The multiple alignment of homologous sequences provides important information on the evolution and the sequence-function relationships of protein families. Two types of methods, tree-based or space-based methods, can be used to compare sequences (reviewed in [1]). Both methods depend on a multiple alignment of homologous sequences. Tree methods assume a hierarchical, binary structure of the data to infer phylogenetic relationships. On the other hand, space methods are based on multivariate analysis of a distance matrix between the sequences and do not assume a specific structure for the data. Such a method is metric multidimensional (MDS) which is a powerful method to visualize distances between elements [2–5]. MDS, also named principal coordinate analysis, starts from a matrix of distances between elements and visualizes these elements in a low dimensional space in which the distances best approximate the original distances. Applied to biological sequences, this method usefully complements phylogeny [6–11].
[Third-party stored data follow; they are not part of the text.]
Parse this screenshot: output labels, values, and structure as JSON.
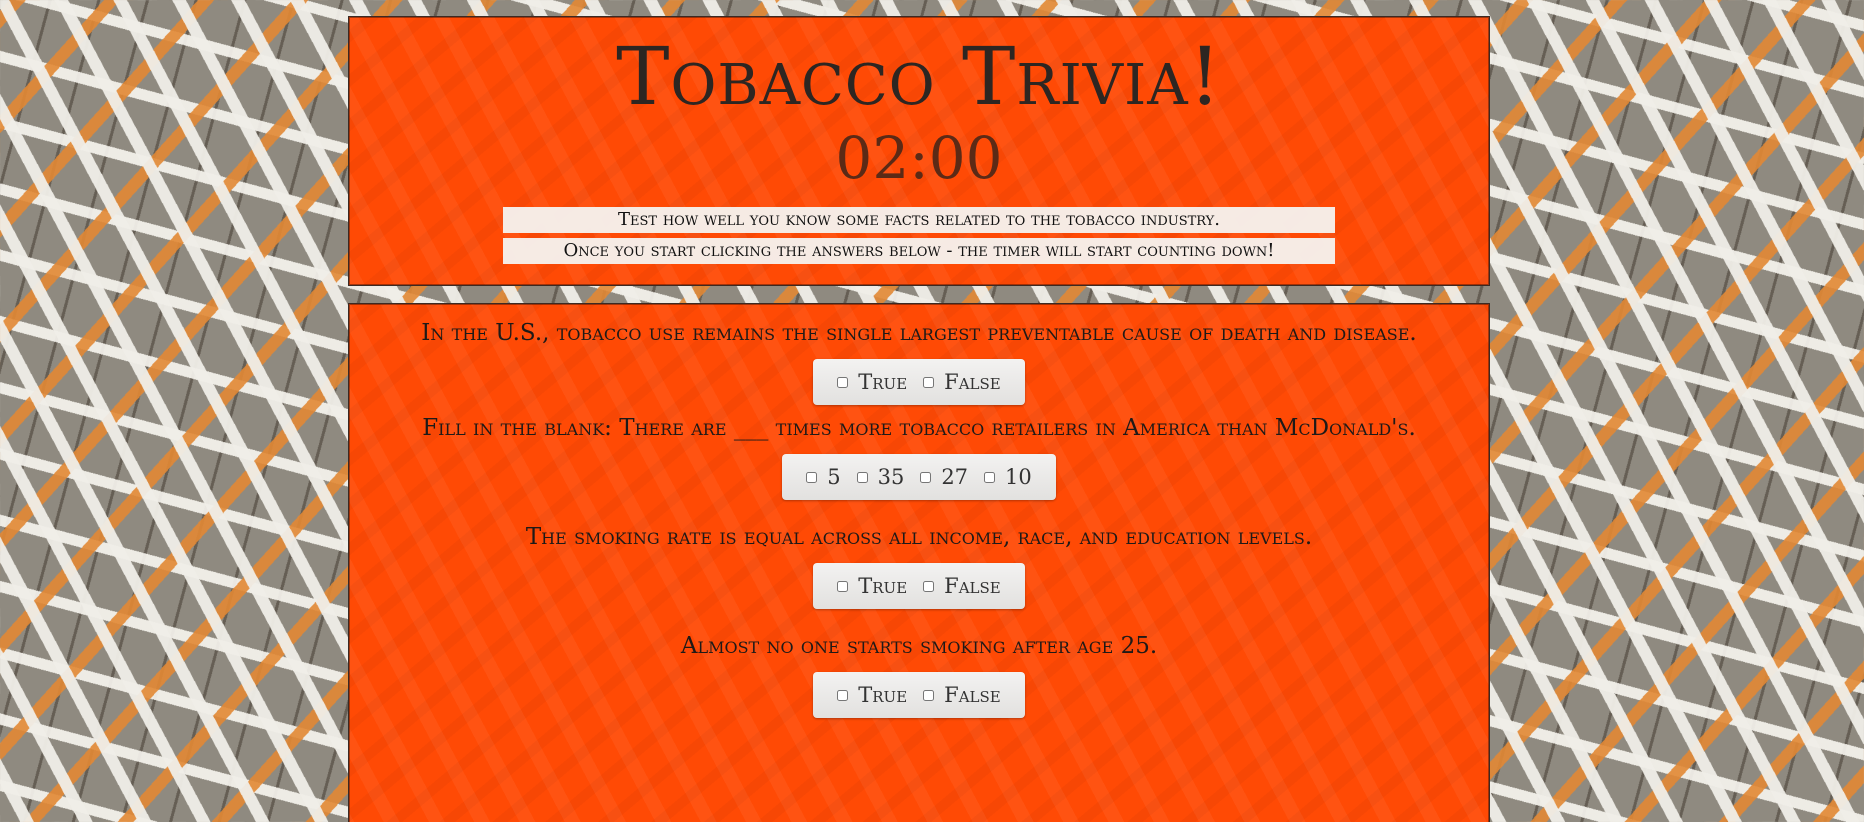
{
  "header": {
    "title": "Tobacco Trivia!",
    "timer": "02:00",
    "info_line_1": "Test how well you know some facts related to the tobacco industry.",
    "info_line_2": "Once you start clicking the answers below - the timer will start counting down!"
  },
  "questions": [
    {
      "text": "In the U.S., tobacco use remains the single largest preventable cause of death and disease.",
      "options": [
        "True",
        "False"
      ]
    },
    {
      "text": "Fill in the blank: There are ___ times more tobacco retailers in America than McDonald's.",
      "options": [
        "5",
        "35",
        "27",
        "10"
      ]
    },
    {
      "text": "The smoking rate is equal across all income, race, and education levels.",
      "options": [
        "True",
        "False"
      ]
    },
    {
      "text": "Almost no one starts smoking after age 25.",
      "options": [
        "True",
        "False"
      ]
    }
  ],
  "colors": {
    "panel": "#ff4a05",
    "title_text": "#2d2622",
    "timer_text": "#5b2a16"
  }
}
The completion of the genome sequencing of a wide variety of organisms has paved the way to the comparison of protein families from different species. A very interesting property of MDS is the possibility to project supplementary elements onto a reference or “active” space. The positions of the supplementary elements (a.k.a. “out of sample” elements) are obtained from their distance to the active elements [2, 12, 13]. This property provides a very useful tool to compare orthologous sequences to a reference sequence set. In particular, when several orthologous protein families are compared, this method can be used to visualize evolutionary drifts [9].

MDS is based on the eigen-decomposition (i.e., principal component analysis) of a cross-product matrix derived from the distance matrix [2–5] and can be performed with the default tools included in the R statistical language (e.g., *cmds* function). In addition, several R packages such as *ade4*
*made4, adegenet*, and *vegan*[14–17] have been developed to provide multivariate analysis in the field of bioinformatics, including MDS. For example, the *dudi.pca* function in *ade4*[14] or the *wcmdscale* function in *vegan*[17] performs MDS analysis. However, the projection technique has not been widely used yet and, to the best of our knowledge, is not included in the available R packages.

Thus, we have developed the R package *bios2mds* (from BIOlogical Sequences to MultiDimensional Scaling) to provide all the tools necessary to perform the MDS analysis of multiple sequence alignments. This package includes a function that projects supplementary sequences onto a reference space and, thus, makes it possible to compare orthologous sequence sets.